Born on February 2nd 1972 in Ontario, Canada, cellist Zoë Keating has carved her own niche in contemporary classical music.
Keating began playing the cello at the age of just 8 years old, studying classical repertoire and eventually obtaining a liberal arts degree from Sarah Lawrence College in New York.
By her own admission, Keating's early ambition of being a traditional orchestral cellist was dashed after her experience at the San Francisco Conservatory of Music - the audition process was so daunting that she was unable to perform at her best, and she vowed never to play classical music again.
Keating is perhaps best-known for her ongoing One Cello x 16 project, which features her signature looping style of cello playing, layering up melodic fragments until a huge sound is formed.
Zoë has amassed a gargantuan following on Twitter of well over a million people. Followers can expect tour updates, cooking successes, backstage snaps and pictures of her cat, Max.
For her own albums, Keating uses complex electronic looping techniques to give her cello a choral, multi-layered sound.
Keating has guested on countless recordings by other artists, perhaps most notably on albums by electro songwriter Imogen Heap (pictured), who was so enthused with her that she took Keating on tour with her.
Between 2002 and 2006, Keating was a full-time member of the cello-centric rock band Rasputina, who have links with acts as diverse as Marilyn Manson and Nirvana.
Alongside Ben Folds, Keating was a guest musician on the debut album by controversial singer and former member of The Dresden Dolls, Amanda Palmer (you can just make out Zoë in the background).
Keating has said on several occasions that her success is down to her embracing of technology.
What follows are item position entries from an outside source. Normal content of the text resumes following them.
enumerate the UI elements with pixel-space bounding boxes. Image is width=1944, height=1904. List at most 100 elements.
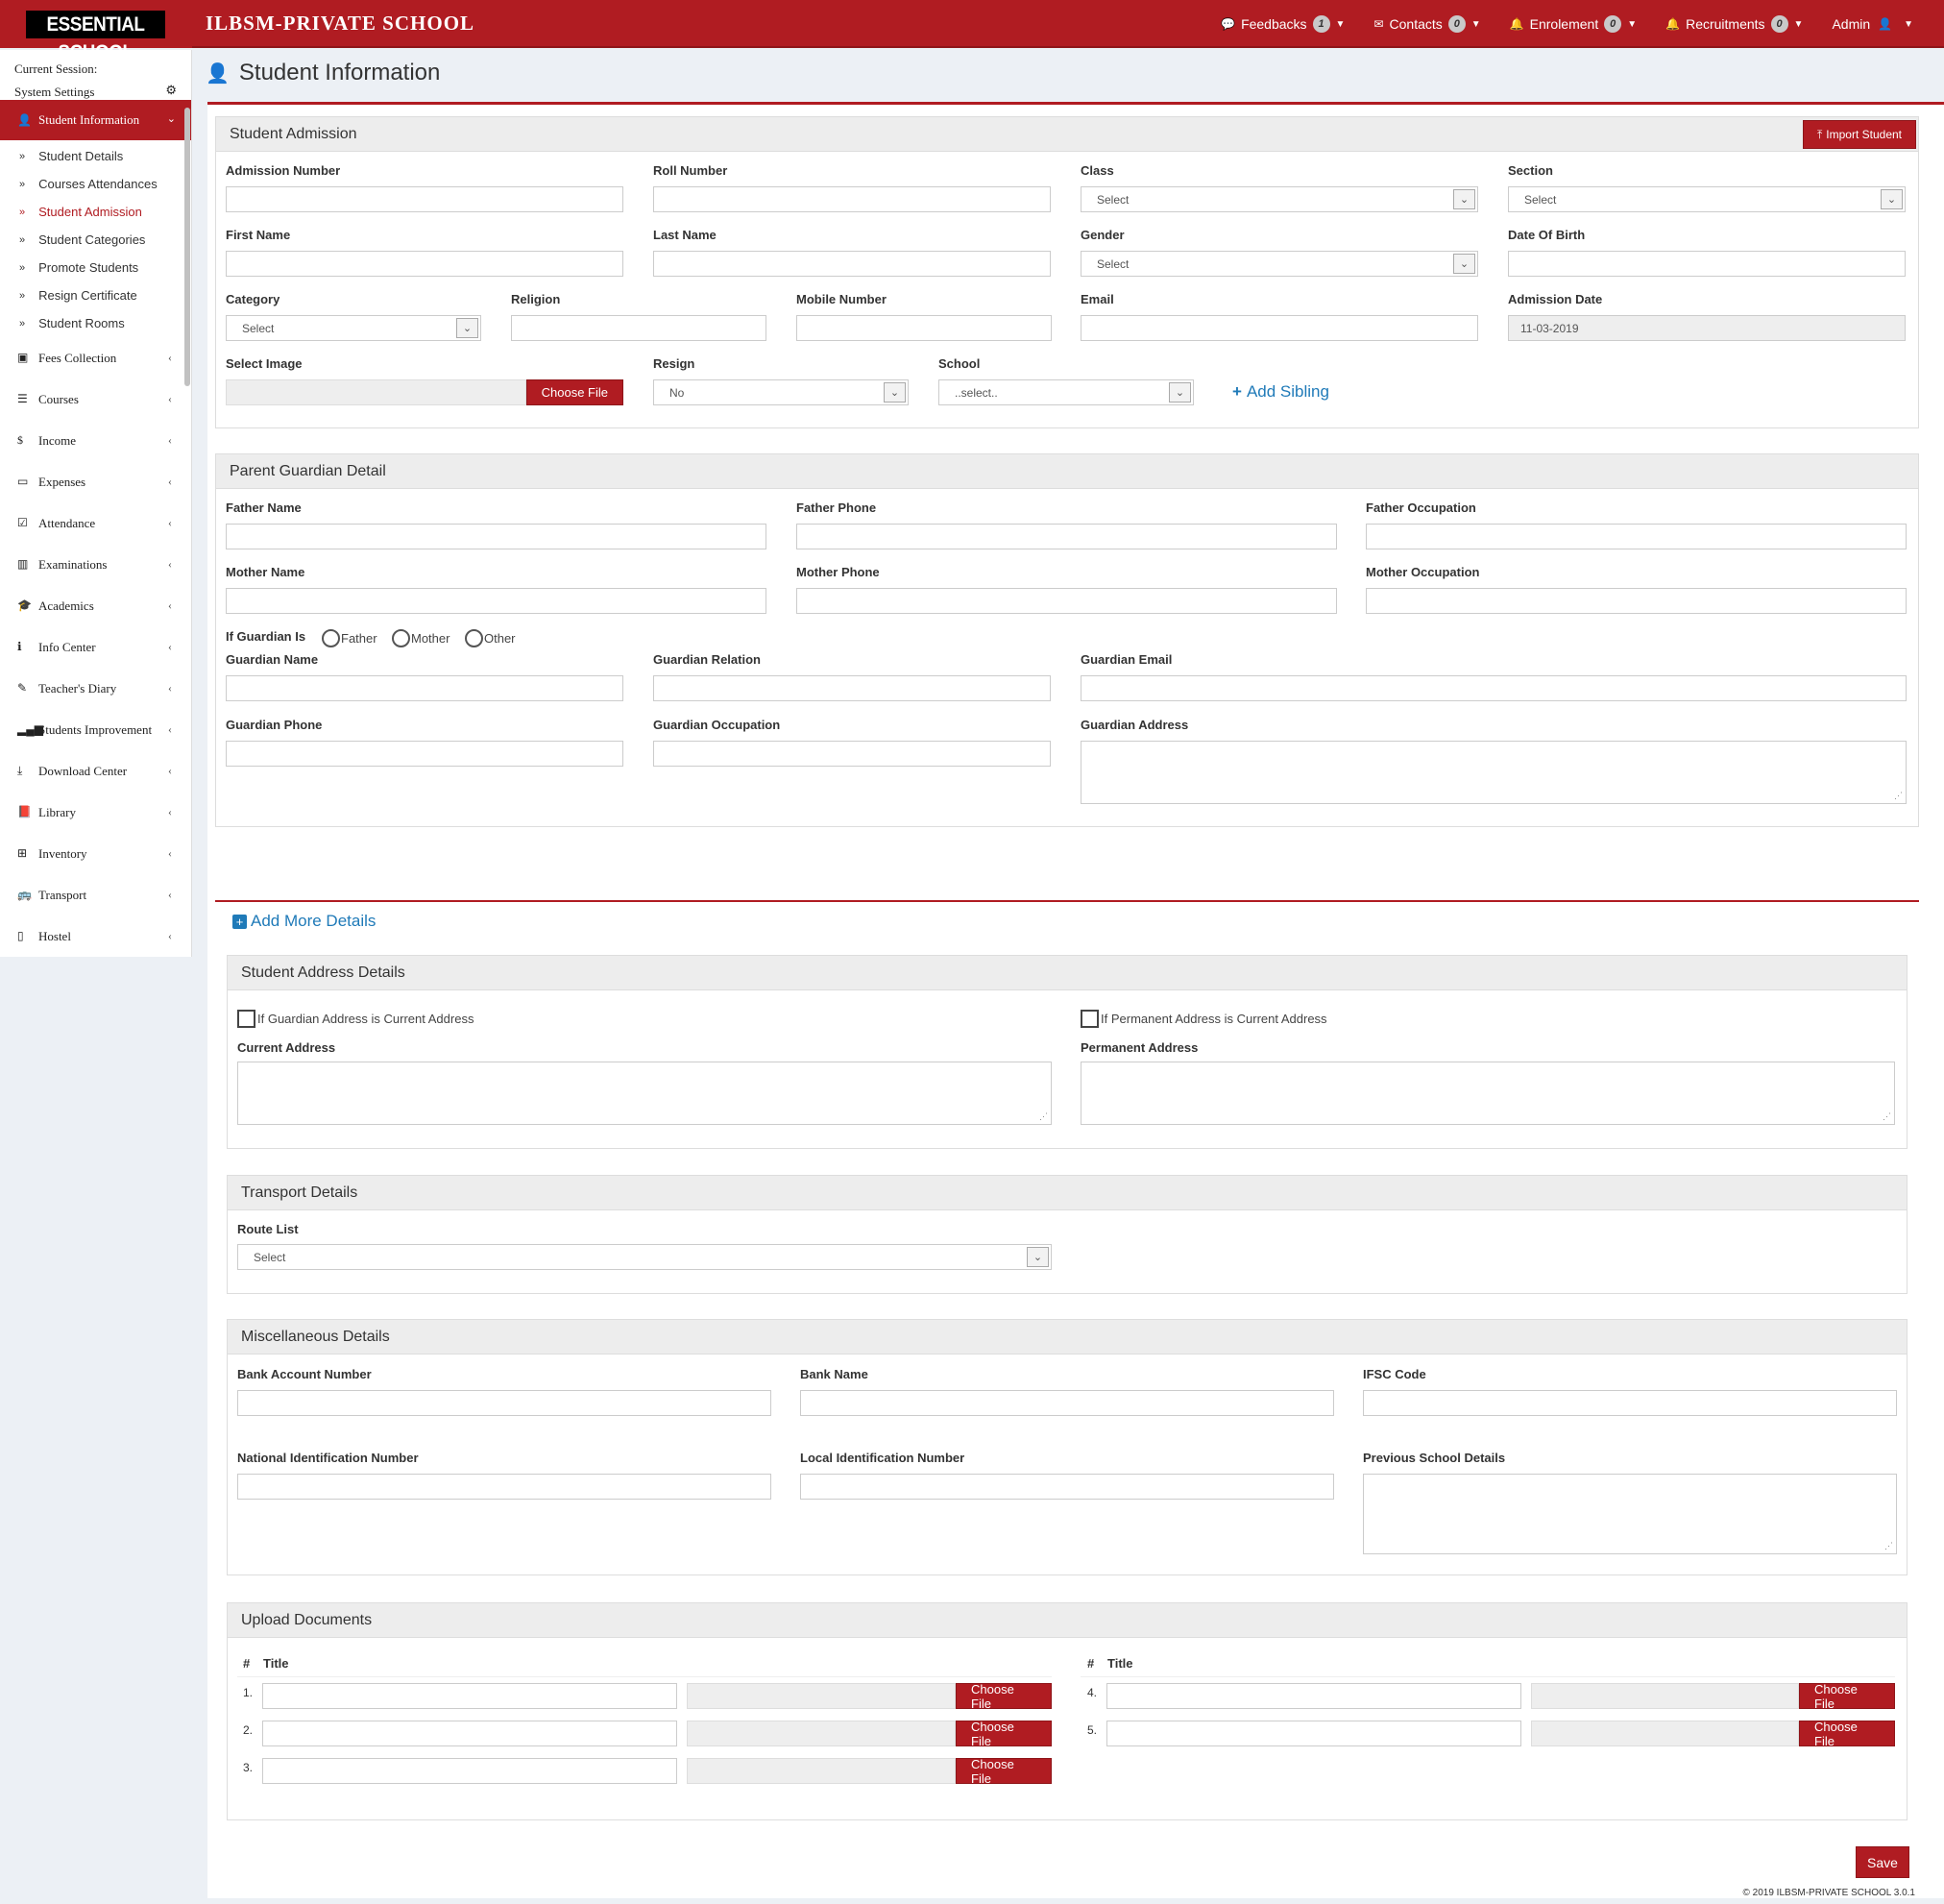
doc-title-input[interactable] [262, 1721, 677, 1746]
doc-file-input[interactable]: Choose File [687, 1757, 1052, 1786]
guardian-occupation-input[interactable] [653, 741, 1051, 767]
sidebar-item-attendance[interactable]: ☑ Attendance ‹ [0, 502, 191, 544]
content-area: 👤 Student Information Student Admission … [192, 50, 1944, 1904]
sub-item-promote-students[interactable]: » Promote Students [0, 254, 191, 281]
permanent-address-checkbox[interactable]: If Permanent Address is Current Address [1081, 1010, 1327, 1028]
guardian-name-label: Guardian Name [226, 652, 319, 667]
choose-file-button[interactable]: Choose File [525, 379, 623, 405]
mother-name-input[interactable] [226, 588, 766, 614]
sub-item-student-admission[interactable]: » Student Admission [0, 198, 191, 226]
nav-recruitments[interactable]: 🔔 Recruitments 0 ▼ [1665, 15, 1803, 33]
chevron-down-icon: ⌄ [1881, 189, 1903, 209]
doc-title-input[interactable] [1106, 1721, 1521, 1746]
doc-title-input[interactable] [262, 1758, 677, 1784]
email-input[interactable] [1081, 315, 1478, 341]
guardian-address-checkbox[interactable]: If Guardian Address is Current Address [237, 1010, 474, 1028]
save-button[interactable]: Save [1856, 1846, 1909, 1878]
admission-date-value: 11-03-2019 [1520, 321, 1579, 335]
radio-mother[interactable]: Mother [392, 629, 450, 647]
father-name-input[interactable] [226, 524, 766, 549]
first-name-input[interactable] [226, 251, 623, 277]
sidebar-item-courses[interactable]: ☰ Courses ‹ [0, 378, 191, 420]
sub-item-student-rooms[interactable]: » Student Rooms [0, 309, 191, 337]
route-list-select[interactable]: Select ⌄ [237, 1244, 1052, 1270]
local-id-input[interactable] [800, 1474, 1334, 1500]
doc-title-input[interactable] [1106, 1683, 1521, 1709]
nav-contacts[interactable]: ✉ Contacts 0 ▼ [1373, 15, 1481, 33]
religion-input[interactable] [511, 315, 766, 341]
sidebar-item-fees-collection[interactable]: ▣ Fees Collection ‹ [0, 337, 191, 378]
admission-number-input[interactable] [226, 186, 623, 212]
sidebar-item-expenses[interactable]: ▭ Expenses ‹ [0, 461, 191, 502]
choose-file-button[interactable]: Choose File [956, 1757, 1052, 1786]
sidebar-item-academics[interactable]: 🎓 Academics ‹ [0, 585, 191, 626]
add-more-details-link[interactable]: + Add More Details [232, 912, 376, 931]
doc-file-input[interactable]: Choose File [687, 1720, 1052, 1748]
sidebar-item-library[interactable]: 📕 Library ‹ [0, 792, 191, 833]
add-sibling-link[interactable]: + Add Sibling [1232, 382, 1329, 402]
choose-file-button[interactable]: Choose File [1799, 1682, 1895, 1711]
father-occupation-input[interactable] [1366, 524, 1907, 549]
dob-input[interactable] [1508, 251, 1906, 277]
roll-number-input[interactable] [653, 186, 1051, 212]
doc-file-input[interactable]: Choose File [1531, 1682, 1895, 1711]
choose-file-button[interactable]: Choose File [956, 1682, 1052, 1711]
sub-item-student-details[interactable]: » Student Details [0, 142, 191, 170]
sidebar-item-students-improvement[interactable]: ▂▄▆ Students Improvement ‹ [0, 709, 191, 750]
sidebar-item-income[interactable]: $ Income ‹ [0, 420, 191, 461]
ifsc-code-input[interactable] [1363, 1390, 1897, 1416]
doc-file-input[interactable]: Choose File [687, 1682, 1052, 1711]
guardian-phone-input[interactable] [226, 741, 623, 767]
category-select[interactable]: Select ⌄ [226, 315, 481, 341]
sidebar-item-info-center[interactable]: ℹ Info Center ‹ [0, 626, 191, 668]
sidebar-item-download-center[interactable]: ⤓ Download Center ‹ [0, 750, 191, 792]
gears-icon[interactable]: ⚙ [165, 79, 177, 102]
logo-area[interactable]: ESSENTIAL SCHOOL [0, 0, 192, 63]
bank-name-input[interactable] [800, 1390, 1334, 1416]
previous-school-textarea[interactable]: ⋰ [1363, 1474, 1897, 1554]
mother-phone-input[interactable] [796, 588, 1337, 614]
sub-item-resign-certificate[interactable]: » Resign Certificate [0, 281, 191, 309]
sidebar-item-transport[interactable]: 🚌 Transport ‹ [0, 874, 191, 915]
import-student-button[interactable]: ⤒ Import Student [1803, 120, 1916, 149]
guardian-email-input[interactable] [1081, 675, 1907, 701]
sub-item-courses-attendances[interactable]: » Courses Attendances [0, 170, 191, 198]
sidebar-item-teachers-diary[interactable]: ✎ Teacher's Diary ‹ [0, 668, 191, 709]
doc-title-input[interactable] [262, 1683, 677, 1709]
guardian-name-input[interactable] [226, 675, 623, 701]
image-file-input[interactable]: Choose File [226, 379, 623, 405]
class-select[interactable]: Select ⌄ [1081, 186, 1478, 212]
resign-select[interactable]: No ⌄ [653, 379, 909, 405]
import-student-label: Import Student [1826, 128, 1903, 141]
chevron-down-icon: ⌄ [884, 382, 906, 403]
choose-file-button[interactable]: Choose File [1799, 1720, 1895, 1748]
national-id-input[interactable] [237, 1474, 771, 1500]
sidebar-scrollbar[interactable] [184, 108, 190, 386]
doc-file-input[interactable]: Choose File [1531, 1720, 1895, 1748]
nav-enrolement[interactable]: 🔔 Enrolement 0 ▼ [1510, 15, 1637, 33]
sidebar-item-student-information[interactable]: 👤 Student Information ⌄ [0, 100, 191, 140]
mother-phone-label: Mother Phone [796, 565, 880, 579]
section-select[interactable]: Select ⌄ [1508, 186, 1906, 212]
nav-feedbacks[interactable]: 💬 Feedbacks 1 ▼ [1221, 15, 1345, 33]
guardian-address-textarea[interactable]: ⋰ [1081, 741, 1907, 804]
sidebar-item-hostel[interactable]: ▯ Hostel ‹ [0, 915, 191, 957]
gender-select[interactable]: Select ⌄ [1081, 251, 1478, 277]
radio-other[interactable]: Other [465, 629, 516, 647]
sub-item-student-categories[interactable]: » Student Categories [0, 226, 191, 254]
sidebar-item-inventory[interactable]: ⊞ Inventory ‹ [0, 833, 191, 874]
nav-admin[interactable]: Admin 👤 ▼ [1832, 16, 1913, 32]
sidebar-item-examinations[interactable]: ▥ Examinations ‹ [0, 544, 191, 585]
mother-occupation-input[interactable] [1366, 588, 1907, 614]
father-phone-input[interactable] [796, 524, 1337, 549]
mobile-number-input[interactable] [796, 315, 1052, 341]
current-address-textarea[interactable]: ⋰ [237, 1062, 1052, 1125]
permanent-address-textarea[interactable]: ⋰ [1081, 1062, 1895, 1125]
guardian-relation-input[interactable] [653, 675, 1051, 701]
school-select[interactable]: ..select.. ⌄ [938, 379, 1194, 405]
choose-file-button[interactable]: Choose File [956, 1720, 1052, 1748]
last-name-input[interactable] [653, 251, 1051, 277]
bank-account-input[interactable] [237, 1390, 771, 1416]
radio-father[interactable]: Father [322, 629, 377, 647]
admission-date-input[interactable]: 11-03-2019 [1508, 315, 1906, 341]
From selling her records via her own online shop, direct to consumers, to her deep knowledge of the computer programmes that allow her to make her music, it seems being a geek has served her well.
On her blog, Keating is surprisingly up-front about her experiences of the music industry, from writing about the perils of licensing music for TV and films to the exact number of streams and corresponding royalties she makes from Spotify.
Music from several of her albums have been featured in various television programmes and movies, from a US version of Sherlock to the Oscar-nominated Tom Hardy film Warrior.
2011 saw Keating's Into The Trees album pick up an Independent Music Award in the Contemporary Classical category. The judging panel included Andrew W.K., Portishead's Beth Gibbons and Tom Waits.
2014 will see Zoë appear on a cruise ship, as part of a festival curated by the songwriter Jonathan Coulton.
Despite making her living from being an international touring cellist, Keating was also an information architect, and worked on projects for the Database of Recorded American music before becoming a professional musician.